目的 通过颈髓磁共振波谱(MRS)研究慢性脊髓损伤(SCI)的代谢变化。
材料与方法 2016 年 3 月至 2017 年 1 月前瞻性采集了 18 名慢性 SCI 患者和 11 名健康对照者颈髓(损伤水平以上 C2)单体素短回波 MRS 数据,并对组间数据进行比较。从采集的光谱中估算总 N-乙酰天冬氨酸(tNAA)、肌醇(mI)、总胆碱化合物(tCho)、肌酸和谷氨酰胺和谷氨酸复合物的浓度。对参与者进行全面的临床评估,以评估感觉和运动缺陷。应用相关性分析来研究观察到的代谢差异、损伤严重程度和临床结果之间的关系。

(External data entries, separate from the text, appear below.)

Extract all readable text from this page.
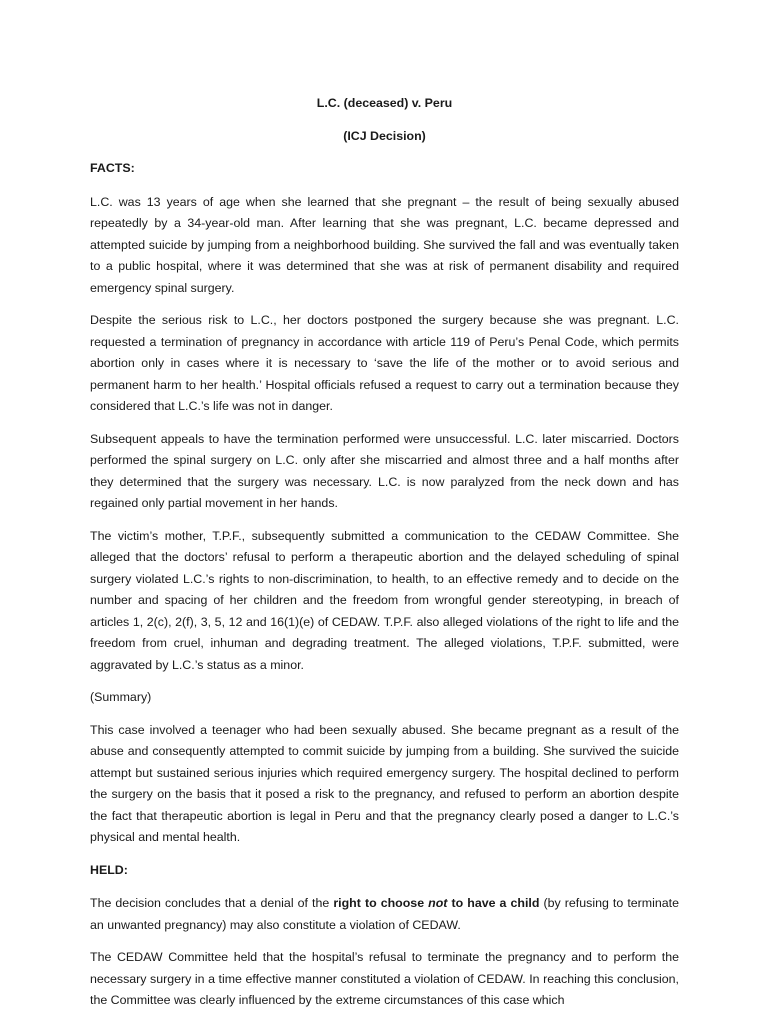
L.C. (deceased) v. Peru
(ICJ Decision)
FACTS:

L.C. was 13 years of age when she learned that she pregnant – the result of being sexually abused repeatedly by a 34-year-old man. After learning that she was pregnant, L.C. became depressed and attempted suicide by jumping from a neighborhood building. She survived the fall and was eventually taken to a public hospital, where it was determined that she was at risk of permanent disability and required emergency spinal surgery.

Despite the serious risk to L.C., her doctors postponed the surgery because she was pregnant. L.C. requested a termination of pregnancy in accordance with article 119 of Peru’s Penal Code, which permits abortion only in cases where it is necessary to ‘save the life of the mother or to avoid serious and permanent harm to her health.’ Hospital officials refused a request to carry out a termination because they considered that L.C.’s life was not in danger.

Subsequent appeals to have the termination performed were unsuccessful. L.C. later miscarried. Doctors performed the spinal surgery on L.C. only after she miscarried and almost three and a half months after they determined that the surgery was necessary. L.C. is now paralyzed from the neck down and has regained only partial movement in her hands.

The victim’s mother, T.P.F., subsequently submitted a communication to the CEDAW Committee. She alleged that the doctors’ refusal to perform a therapeutic abortion and the delayed scheduling of spinal surgery violated L.C.’s rights to non-discrimination, to health, to an effective remedy and to decide on the number and spacing of her children and the freedom from wrongful gender stereotyping, in breach of articles 1, 2(c), 2(f), 3, 5, 12 and 16(1)(e) of CEDAW. T.P.F. also alleged violations of the right to life and the freedom from cruel, inhuman and degrading treatment. The alleged violations, T.P.F. submitted, were aggravated by L.C.’s status as a minor.

(Summary)

This case involved a teenager who had been sexually abused. She became pregnant as a result of the abuse and consequently attempted to commit suicide by jumping from a building. She survived the suicide attempt but sustained serious injuries which required emergency surgery. The hospital declined to perform the surgery on the basis that it posed a risk to the pregnancy, and refused to perform an abortion despite the fact that therapeutic abortion is legal in Peru and that the pregnancy clearly posed a danger to L.C.’s physical and mental health.

HELD:

The decision concludes that a denial of the right to choose not to have a child (by refusing to terminate an unwanted pregnancy) may also constitute a violation of CEDAW.

The CEDAW Committee held that the hospital’s refusal to terminate the pregnancy and to perform the necessary surgery in a time effective manner constituted a violation of CEDAW. In reaching this conclusion, the Committee was clearly influenced by the extreme circumstances of this case which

结果 18 名慢性 SCI 患者(中位年龄 51 岁,范围 30-68 岁)和 11 名健康对照者(中位年龄 45 岁,范围 30-67 岁)纳入研究。在颈髓 C2 水平,SCI 患者的 tNAA/mI 和 tCho/mI 比值较低(tNAA/mI:-26%,P =.003;tCho/mI:-18%,P =.04)。与脊髓萎缩的严重程度相比,差异程度更大(tNAA/mI:R = 0.44,P =.003;tCho/mI:R = 0.166,P =.09)。损伤部位的小组织桥与 C2 水平较低的 tNAA/mI(R = 0.69,P =.006)和 tCho/mI(R = 0.51,P =.03)比值相关。较低的 tNAA/mI 和 tCho/mI 比值与较差的感觉和运动结果相关(P <.05)。
结论 在慢性脊髓损伤中观察到超损伤代谢改变,可能反映损伤颈髓中的神经退行性变、脱髓鞘和星形胶质细胞增生。损伤严重程度和更大的临床损伤与脊髓损伤后萎缩颈髓的生化变化有关。
© 2019 RSNA,在线补充材料可用于本文。请参阅本期 Lin 编辑的社论。